Le Plan d’épargne retraite peut sembler complexe au premier abord, notamment parce qu’il est organisé en plusieurs compartiments. Pourtant, comprendre le compartiment individuel d’un PER est essentiel pour savoir d’où vient l’épargne, comment elle est fiscalisée et dans quelles conditions elle pourra être récupérée au moment de la retraite.
Le compartiment individuel d’un PER correspond à la partie du plan alimentée par des versements volontaires. Autrement dit, il regroupe les sommes que l’épargnant décide de verser lui-même, librement, depuis son compte bancaire ou par versements programmés. Il s’agit du premier compartiment du PER, parfois appelé compartiment 1.

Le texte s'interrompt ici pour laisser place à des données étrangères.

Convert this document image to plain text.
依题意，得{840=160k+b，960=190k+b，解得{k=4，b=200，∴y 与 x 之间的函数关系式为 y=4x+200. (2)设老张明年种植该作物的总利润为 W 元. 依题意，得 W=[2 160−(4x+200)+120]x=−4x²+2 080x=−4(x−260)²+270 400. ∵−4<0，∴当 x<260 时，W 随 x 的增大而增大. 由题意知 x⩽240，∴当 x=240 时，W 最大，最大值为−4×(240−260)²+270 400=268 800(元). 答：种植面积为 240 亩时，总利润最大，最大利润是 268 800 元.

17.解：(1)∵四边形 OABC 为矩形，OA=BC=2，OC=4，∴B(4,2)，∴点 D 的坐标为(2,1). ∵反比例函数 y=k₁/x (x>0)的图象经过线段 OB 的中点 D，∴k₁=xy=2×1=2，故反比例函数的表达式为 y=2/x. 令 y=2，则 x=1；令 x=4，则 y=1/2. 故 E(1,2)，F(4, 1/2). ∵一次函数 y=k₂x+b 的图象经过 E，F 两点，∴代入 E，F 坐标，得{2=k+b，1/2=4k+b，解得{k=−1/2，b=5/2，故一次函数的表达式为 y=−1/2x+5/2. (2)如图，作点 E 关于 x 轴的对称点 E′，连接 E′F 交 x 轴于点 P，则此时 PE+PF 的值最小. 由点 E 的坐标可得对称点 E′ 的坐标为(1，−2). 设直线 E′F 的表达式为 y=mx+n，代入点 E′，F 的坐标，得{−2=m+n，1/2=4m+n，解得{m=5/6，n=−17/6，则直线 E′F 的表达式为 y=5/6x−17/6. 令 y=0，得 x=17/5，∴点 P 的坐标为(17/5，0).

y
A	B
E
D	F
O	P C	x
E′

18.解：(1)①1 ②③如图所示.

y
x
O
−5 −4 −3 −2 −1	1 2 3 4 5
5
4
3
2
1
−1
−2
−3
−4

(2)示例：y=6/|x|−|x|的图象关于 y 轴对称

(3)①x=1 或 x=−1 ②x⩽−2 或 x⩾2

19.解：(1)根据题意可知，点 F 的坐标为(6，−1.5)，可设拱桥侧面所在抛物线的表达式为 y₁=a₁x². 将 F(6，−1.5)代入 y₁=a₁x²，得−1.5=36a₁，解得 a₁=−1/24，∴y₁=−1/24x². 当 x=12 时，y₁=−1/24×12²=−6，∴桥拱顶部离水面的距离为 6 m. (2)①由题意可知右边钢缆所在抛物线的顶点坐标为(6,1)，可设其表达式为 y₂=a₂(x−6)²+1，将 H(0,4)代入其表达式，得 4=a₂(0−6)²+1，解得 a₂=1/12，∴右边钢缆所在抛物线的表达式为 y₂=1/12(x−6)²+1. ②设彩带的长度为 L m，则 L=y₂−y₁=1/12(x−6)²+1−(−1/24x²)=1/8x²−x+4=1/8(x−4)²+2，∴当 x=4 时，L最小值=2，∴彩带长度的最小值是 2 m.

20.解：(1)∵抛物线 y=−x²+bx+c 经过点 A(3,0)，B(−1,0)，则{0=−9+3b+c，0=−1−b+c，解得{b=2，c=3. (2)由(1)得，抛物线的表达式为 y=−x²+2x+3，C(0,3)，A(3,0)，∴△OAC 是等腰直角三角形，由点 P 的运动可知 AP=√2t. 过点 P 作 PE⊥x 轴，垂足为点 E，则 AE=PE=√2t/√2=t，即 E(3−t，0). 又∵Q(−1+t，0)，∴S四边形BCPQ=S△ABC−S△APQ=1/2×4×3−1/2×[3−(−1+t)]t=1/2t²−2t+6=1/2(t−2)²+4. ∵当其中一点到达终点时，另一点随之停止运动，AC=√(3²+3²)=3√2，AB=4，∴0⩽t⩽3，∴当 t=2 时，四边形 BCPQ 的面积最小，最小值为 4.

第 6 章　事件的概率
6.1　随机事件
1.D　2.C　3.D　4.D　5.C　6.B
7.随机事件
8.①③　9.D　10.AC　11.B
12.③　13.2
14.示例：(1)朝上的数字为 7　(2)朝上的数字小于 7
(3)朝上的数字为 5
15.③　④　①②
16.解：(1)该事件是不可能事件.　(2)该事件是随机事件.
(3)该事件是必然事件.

Ce compartiment existe dans tous les types de PER : le PER individuel, ouvert à titre personnel, mais aussi les PER d’entreprise lorsque le titulaire y effectue des versements volontaires. Sa logique est simple : permettre à chacun de se constituer une épargne retraite personnelle, avec un cadre fiscal spécifique et des modalités de sortie encadrées par la loi.
Depuis la loi Pacte, le PER a été conçu comme une enveloppe unique, mais structurée en trois compartiments. Cette organisation permet de distinguer l’origine des sommes versées. Le compartiment individuel accueille les versements volontaires, le compartiment collectif reçoit notamment l’épargne salariale, et le compartiment obligatoire regroupe certaines cotisations imposées par l’entreprise.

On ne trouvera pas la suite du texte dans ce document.